I have been toying around with changing life things. I have been: a commercial driver, a bartender, fabricator at a hot rod shop, manager of umpteen transmission and general repair shops, actor, singer, technical director for a theater (current job) and a few thousand other things in between.
The current TD job is (or at least was) highly rewarding. I get to hang out with some of the most awesome community volunteers, I get paid a very modest yearly salary with nice benefits, and I'm really doing neat things with my brain and hands. But, you know how things get when you're working for a non-profit board and a seemingly revolving door of executive staff. The condensed version is that the current setup has me working 80+ hours a week, and not only do they consistently ask for more, they never give a E36 M3 when I really come through with something. Its getting dismal. As much as I hate to leave the work, I might have to quit the bosses so to speak.
Enter my life's true passion: Building and modifying cars. My years working in auto custom shops with the likes of Mercury Charlie, Wil Sakowski, and turning down a job with Troy Ladd, I really got a taste of that world. I resisted opening my own shop mostly because I saw how it was killing those guys I worked for, and its the real reason I declined a job with Ladd. Owning your own business (especially one as difficult as a custom shop) is tough enough, but for a guy like me (mr. nice guy) I don't know if I could hack it. For the most part, I would likely suck at owning a business. I detest confrontation and usually give in to avoid it.
Enter my life's true calling: being an emotional guide for others. I started my Master's in Clinical Counseling before I got a divorce, then dropped it to get my life back together. I was only 1 semester in, so that would be another 3-4 semesters plus clinicals and certification before I could legally really take money to mess with people's heads. I can't even find the time to cook a meal in my life, let alone spend enough quality time with Baltimore girl so I can't imagine finding the time for even online classes, but I suppose I could switch to being a barista for a couple years to make it happen.
All of that to say... Is there a way to scale back a custom shop and still make a couple bucks? I'm thinking if I have 15-20 patients a week as a therapist/counselor and fill in the rest of the time with, let's say two cars a year. Not customer cars, but buy a decent post-war Ford, or a 69 Chevelle, and work on resto-modding them and send them off to an auction or put them on the fairgrounds in Carlisle.

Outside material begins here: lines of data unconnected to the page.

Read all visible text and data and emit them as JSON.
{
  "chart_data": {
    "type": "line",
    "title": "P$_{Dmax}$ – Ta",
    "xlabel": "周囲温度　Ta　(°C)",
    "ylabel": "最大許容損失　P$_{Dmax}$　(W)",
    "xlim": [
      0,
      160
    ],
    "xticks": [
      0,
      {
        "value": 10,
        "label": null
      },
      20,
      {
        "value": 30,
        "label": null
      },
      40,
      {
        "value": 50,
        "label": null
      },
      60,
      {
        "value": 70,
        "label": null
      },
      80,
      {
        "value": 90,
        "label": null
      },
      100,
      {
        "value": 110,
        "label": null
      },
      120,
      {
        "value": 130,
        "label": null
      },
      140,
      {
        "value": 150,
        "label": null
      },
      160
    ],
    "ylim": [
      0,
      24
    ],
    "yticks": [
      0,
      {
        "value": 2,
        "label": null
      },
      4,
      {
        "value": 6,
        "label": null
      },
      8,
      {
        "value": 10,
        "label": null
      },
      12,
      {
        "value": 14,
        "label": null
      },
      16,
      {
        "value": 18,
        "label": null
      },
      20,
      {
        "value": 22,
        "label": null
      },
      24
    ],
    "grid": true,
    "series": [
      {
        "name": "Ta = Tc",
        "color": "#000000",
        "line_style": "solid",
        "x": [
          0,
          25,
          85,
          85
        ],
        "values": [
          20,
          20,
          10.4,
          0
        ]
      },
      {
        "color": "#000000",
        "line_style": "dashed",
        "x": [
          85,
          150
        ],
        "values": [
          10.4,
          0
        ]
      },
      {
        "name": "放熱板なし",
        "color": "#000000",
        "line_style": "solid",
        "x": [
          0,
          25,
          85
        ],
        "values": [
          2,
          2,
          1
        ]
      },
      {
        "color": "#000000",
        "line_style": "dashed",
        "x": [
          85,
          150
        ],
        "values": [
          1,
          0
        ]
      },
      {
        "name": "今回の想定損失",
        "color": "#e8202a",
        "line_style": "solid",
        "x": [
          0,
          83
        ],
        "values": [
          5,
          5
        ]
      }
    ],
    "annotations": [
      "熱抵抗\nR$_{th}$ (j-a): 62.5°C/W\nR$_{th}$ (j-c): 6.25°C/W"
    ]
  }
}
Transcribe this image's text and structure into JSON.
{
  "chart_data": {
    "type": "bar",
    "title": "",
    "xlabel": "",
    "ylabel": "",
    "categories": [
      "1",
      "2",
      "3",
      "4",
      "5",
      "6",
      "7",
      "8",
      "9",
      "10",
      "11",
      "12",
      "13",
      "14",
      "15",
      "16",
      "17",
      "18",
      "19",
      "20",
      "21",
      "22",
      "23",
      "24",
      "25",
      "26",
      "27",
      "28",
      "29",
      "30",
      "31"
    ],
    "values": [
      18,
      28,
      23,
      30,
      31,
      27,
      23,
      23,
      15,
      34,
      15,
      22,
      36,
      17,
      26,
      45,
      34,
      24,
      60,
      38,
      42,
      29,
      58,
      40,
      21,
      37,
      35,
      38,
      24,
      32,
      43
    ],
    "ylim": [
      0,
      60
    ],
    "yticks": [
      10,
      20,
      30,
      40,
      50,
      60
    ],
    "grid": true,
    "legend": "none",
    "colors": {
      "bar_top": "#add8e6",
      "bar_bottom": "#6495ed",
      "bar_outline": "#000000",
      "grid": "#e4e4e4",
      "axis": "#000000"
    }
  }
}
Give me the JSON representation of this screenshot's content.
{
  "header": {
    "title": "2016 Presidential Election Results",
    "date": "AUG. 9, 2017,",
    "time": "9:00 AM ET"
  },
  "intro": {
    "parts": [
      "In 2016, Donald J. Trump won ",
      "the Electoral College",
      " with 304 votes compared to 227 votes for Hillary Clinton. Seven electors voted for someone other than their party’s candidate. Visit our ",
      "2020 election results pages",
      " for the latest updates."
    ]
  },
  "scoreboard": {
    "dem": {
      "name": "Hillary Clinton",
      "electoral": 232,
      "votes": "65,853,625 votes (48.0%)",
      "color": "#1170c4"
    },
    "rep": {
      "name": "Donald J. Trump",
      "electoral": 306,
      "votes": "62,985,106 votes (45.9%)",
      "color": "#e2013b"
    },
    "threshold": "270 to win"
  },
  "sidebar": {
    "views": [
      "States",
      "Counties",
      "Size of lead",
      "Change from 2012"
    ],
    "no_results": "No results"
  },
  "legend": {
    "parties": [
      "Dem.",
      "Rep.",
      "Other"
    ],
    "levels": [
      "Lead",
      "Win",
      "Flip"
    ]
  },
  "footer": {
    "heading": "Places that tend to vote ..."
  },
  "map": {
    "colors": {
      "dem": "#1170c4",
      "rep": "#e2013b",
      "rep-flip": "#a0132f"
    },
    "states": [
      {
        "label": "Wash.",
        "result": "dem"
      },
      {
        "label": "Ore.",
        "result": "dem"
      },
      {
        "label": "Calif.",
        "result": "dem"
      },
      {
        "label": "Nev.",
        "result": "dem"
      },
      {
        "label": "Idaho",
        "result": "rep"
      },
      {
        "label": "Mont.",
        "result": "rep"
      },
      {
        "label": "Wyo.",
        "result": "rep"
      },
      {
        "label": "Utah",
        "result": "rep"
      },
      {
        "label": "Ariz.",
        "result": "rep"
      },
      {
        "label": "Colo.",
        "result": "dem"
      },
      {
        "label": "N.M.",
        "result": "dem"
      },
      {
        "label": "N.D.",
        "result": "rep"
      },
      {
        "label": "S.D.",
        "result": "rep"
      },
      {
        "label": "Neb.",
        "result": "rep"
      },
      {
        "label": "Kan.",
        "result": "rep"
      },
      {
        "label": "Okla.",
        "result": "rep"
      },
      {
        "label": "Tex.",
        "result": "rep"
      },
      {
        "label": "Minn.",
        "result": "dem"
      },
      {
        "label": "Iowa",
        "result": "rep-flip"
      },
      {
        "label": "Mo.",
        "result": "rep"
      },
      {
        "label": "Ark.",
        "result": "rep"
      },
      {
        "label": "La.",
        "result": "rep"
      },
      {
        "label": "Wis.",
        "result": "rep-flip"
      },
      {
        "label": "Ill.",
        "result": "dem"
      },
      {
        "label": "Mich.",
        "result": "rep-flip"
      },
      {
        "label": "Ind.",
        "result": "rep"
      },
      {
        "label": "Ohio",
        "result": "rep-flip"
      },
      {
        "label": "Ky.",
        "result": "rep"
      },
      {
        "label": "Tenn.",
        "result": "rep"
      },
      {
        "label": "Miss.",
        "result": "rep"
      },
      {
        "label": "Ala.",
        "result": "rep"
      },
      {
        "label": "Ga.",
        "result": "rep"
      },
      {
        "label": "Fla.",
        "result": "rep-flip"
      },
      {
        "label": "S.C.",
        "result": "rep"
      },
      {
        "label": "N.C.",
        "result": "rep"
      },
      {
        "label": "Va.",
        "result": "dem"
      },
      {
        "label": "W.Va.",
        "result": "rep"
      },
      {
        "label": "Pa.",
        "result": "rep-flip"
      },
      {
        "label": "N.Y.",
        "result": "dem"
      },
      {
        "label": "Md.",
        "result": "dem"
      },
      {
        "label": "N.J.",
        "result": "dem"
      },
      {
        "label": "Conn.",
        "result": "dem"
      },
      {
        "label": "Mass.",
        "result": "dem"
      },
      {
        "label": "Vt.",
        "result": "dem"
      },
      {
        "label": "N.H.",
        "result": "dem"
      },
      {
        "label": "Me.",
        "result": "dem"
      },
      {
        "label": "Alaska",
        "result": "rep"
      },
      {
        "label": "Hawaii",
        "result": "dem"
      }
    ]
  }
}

I could also possibly pick up one customer car every once in a while; someone who bought a car at Carlisle and they'll be back next spring to pick it up.
I am not looking to get rich or be the next Coddington or Trepanier unless things happen to go that way. I want to basically exercise my hobby but make a little money on it. Truth is, its more or less what I have been doing my whole adulthood: buy a cool car on the cheap, fix it up, sell it for more than I have in it. I just want to take it to the next level. Instead of buying a $1000 73 Impala, spending $2000 on fixing it, and selling it for $4000... maybe buy a $5000 51 Merc, put $10k into it, and sell it for $25k. Eventually maybe work up to buying a $15,000 67 GTO, spend $20k on a restomod, and sell it at Mecum for $60k. Shop space I sorta have figured out. Not free, but almost free building out of dad's shop on the farm.
And... anyone want a part time job once I get this shop up and running?